City arena could be built if NFL bid fails

January 28, 1994|By John W. Frece and Jon Morgan | John W. Frece and Jon Morgan,Staff Writers Staff writer Sandy Banisky contributed to this article.

General Assembly leaders say that if Baltimore fails to win a National Football League team, the city still may get the bulk of stadium construction money to use for some other tourist-attracting facility, such as a new sports arena.

"We're laying the groundwork for life after the NFL," said one lawmaker involved in behind-the-scenes discussions.

Gov. William Donald Schaefer and legislative leaders agreed in December to give the Maryland Stadium Authority until Feb. 14 to demonstrate serious interest on the part of some NFL team in moving to Baltimore.

Unless there is a surprise in the offing, most lawmakers believe hopes are dwindling to keep the $160 million project alive.

If it dies, then comes the question: what to do with the money?

Already, lawmakers from across the state are queuing up with the hope of claiming a piece of the pie: renovations for the convention center in Ocean City; a conference center in Bethesda; a Redskins' training facility at Frostburg State; even a minor league baseball project in the Salisbury area.

City senators and delegates, with the backing of Mayor Kurt L. Schmoke, are pushing hard for a new sports arena adjacent to Oriole Park. But in a surprising twist yesterday intended to gain the support of the powerful president of the Senate, they said they will not try to lure the Capitals' hockey team or the Bullets' basketball team from their current venue at the USAir Arena in Largo.

Senate President Thomas V. Mike Miller Jr., D-Prince George's, says he objects to using the stadium funds to build an arena in Baltimore if that would cause the Capitals and Bullets to move there from his home county. He also said he does not believe team owners should benefit from such largess.

Yesterday, Del. Howard P. Rawlings, chairman of the Appropriations Committee, and John A. Pica Jr., chairman of the city's Senate delegation, said they believe a new arena in Baltimore can be financially viable even without the Bullets and the Capitals.

The two men said such an arena not only could replace the Baltimore Arena, which has a maximum fan capacity of about 11,000 for basketball games and no sky boxes or other luxury seating, but could be used for a variety of events: circuses, Ice Capades, some Bullets' or University of Maryland basketball games, concerts, or perhaps the Atlantic Coast Conference tournament.

Mr. Rawlings said city officials do not want to be accused of stealing such an important resource as professional sports teams from another jurisdiction, especially from Prince George's, which has been a regular ally of the city's. If necessary, he said, he is willing to prove the city's good faith by putting into state law a prohibition against the two teams moving to a new city arena.

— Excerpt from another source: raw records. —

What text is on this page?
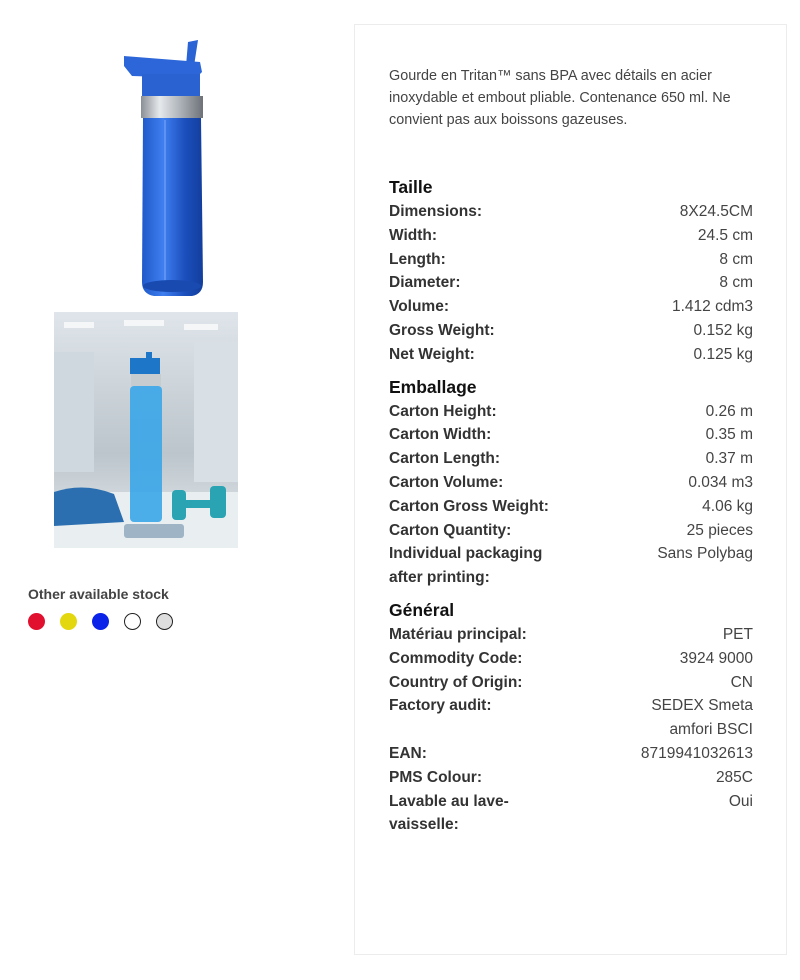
Other available stock

Gourde en Tritan™ sans BPA avec détails en acier inoxydable et embout pliable. Contenance 650 ml. Ne convient pas aux boissons gazeuses.

Taille
Dimensions:	8X24.5CM
Width:	24.5 cm
Length:	8 cm
Diameter:	8 cm
Volume:	1.412 cdm3
Gross Weight:	0.152 kg
Net Weight:	0.125 kg
Emballage
Carton Height:	0.26 m
Carton Width:	0.35 m
Carton Length:	0.37 m
Carton Volume:	0.034 m3
Carton Gross Weight:	4.06 kg
Carton Quantity:	25 pieces
Individual packaging after printing:
Sans Polybag
Général
Matériau principal:	PET
Commodity Code:	3924 9000
Country of Origin:	CN
Factory audit:	SEDEX Smeta amfori BSCI
EAN:	8719941032613
PMS Colour:	285C
Lavable au lave-vaisselle:
Oui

Mr. Schmoke said through his spokesman, Clinton R. Coleman: "I have never had a conversation with [owner Abe] Pollin about moving the Capitals or Bullets, and it was never our intention to move them to Baltimore. I am convinced that a sports arena would be successfully operated in the city without the Capitals or Bullets moving."

Other parties to the talks, however, said the governor has not yet given up his hope of landing an NFL team. Even if a stadium is not built, they say, neither the governor nor legislative leaders have concluded a new arena is the best alternative use for the money.

House Speaker Casper R. Taylor Jr., D-Allegany, called such talk premature, but warned that it may be shortsighted for the city to discourage the Capitals and Bullets from moving, only to watch them leave Maryland completely.

Currently the Bullets play four of their 41 home games a season at the Baltimore Arena, built in 1962 and originally called the Baltimore Civic Center. The rest are played at the USAir Arena, which opened in 1973 and seats 18,000. Some modern facilities hold up to 25,000.

Jerry Sachs, president of the USAir Arena and vice chairman of the Bullets, said he was not aware of the proposal for a new Baltimore arena that would exclude the Bullets and Capitals.

"It's doubtful that an arena would have any economic viability without one or both major league teams. That's the way it was for USAir Arena," he said.